BAB 6


Kinan memandangi seekor kucing yang tidak mau pergi dari depan pintu kamar kosnya. Warnanya perpaduan hitam dan putih, mungkin umurnya sekitar dua bulan. Berulang kali Kinan mengusirnya tapi kucing itu tidak juga pergi. “Pemalas!”

“Dia nggak ngerti bahasamu juga, Nan.” ucap Wati sambil mengelap kaca jendela. Ia terheran-heran dengan perilaku aneh Kinan setelah makan soto. Khawatir soto yang dimakannya mungkin beracun atau sudah basi atau sudah dijampi-jampi. Sebab harusnya Kinan bisa saja memindahkan kucing itu bila inginnya masuk ke dalam kamar, tapi mengapa justru terus dipandanginya kucing tak berdosa itu. 

Ia ingat kalau Pra suka kucing juga anjing juga kupu-kupu juga seekor semut. Kalau Wati bilang kucing itu tidak mengerti bahasa manusia, tetapi Pra justru pernah berkata, “Semua yang bernyawa memiliki satu bahasa yang sama, Nan; bahasa semesta. Bahwa Tuhan menciptakan segala sesuatu yang berbeda dengan garis yang sama; hidup dan mati. Itu yang menyamakan aku dengan anjing dengan pohon dengan langit sekalipun,”

“Jadi langit nantinya juga akan mati, Pra?”

“Yah, nggak ada yang mau hidup lama-lama, Nan.”

“Di antara kita harus ada yang lebih lama di bumi, Pra, aku ingin tahu seperti apa ketika semua ini berakhir.”

“Kalau aku duluan yang mati?”

“Nanti aku titipkan ceritanya di samping batu nisanmu.”

“Kalau kamu duluan yang mati?”

“Kalau aku duluan yang mati…”

“Besoknya aku, Nan. Nggak ada kamu, berarti nggak ada aku.”

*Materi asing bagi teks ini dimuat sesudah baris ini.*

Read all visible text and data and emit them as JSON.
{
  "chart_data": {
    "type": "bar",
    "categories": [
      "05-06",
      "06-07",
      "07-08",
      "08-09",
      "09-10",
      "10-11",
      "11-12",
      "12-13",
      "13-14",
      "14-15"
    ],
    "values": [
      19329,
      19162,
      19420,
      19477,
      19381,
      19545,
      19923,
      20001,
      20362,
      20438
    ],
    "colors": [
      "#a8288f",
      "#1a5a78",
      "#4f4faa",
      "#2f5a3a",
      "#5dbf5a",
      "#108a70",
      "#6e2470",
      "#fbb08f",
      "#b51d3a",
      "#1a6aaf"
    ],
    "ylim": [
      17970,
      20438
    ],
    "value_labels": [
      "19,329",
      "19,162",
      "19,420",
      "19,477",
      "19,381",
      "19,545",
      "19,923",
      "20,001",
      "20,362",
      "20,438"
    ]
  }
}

Jawaban dari semua pertanyaan yang Kinan tanyakan, bukan sebuah janji sungguhan. Selama ini, Pra cuma menyampaikan hal-hal yang ingin Kinan dengar. Dulu, Dawan selalu bilang padanya, “Janganlah kau beri kalimat indah bila nyatanya nggak akan bisa seperti itu, mendekati saja mustahil.” Tapi kini semua orang mengerti, bahwa Kinan sendirilah yang membutuhkan kata-kata yang hangat itu. Kinan sendiri mengerti bahwa Pra tidak bermaksud menyembuhkannya, tetapi cukup meredakan perasaannya.  

Wati melihat Kinan yang tampak tidak keruan. Berulang kali ia menjatuhkan gagang sapu supaya Kinan bisa memindahkan fokusnya pada dirinya, tetapi tidak. Dalam hati Kinan justru terus meminta kucing itu untuk menjawab pertanyaannya.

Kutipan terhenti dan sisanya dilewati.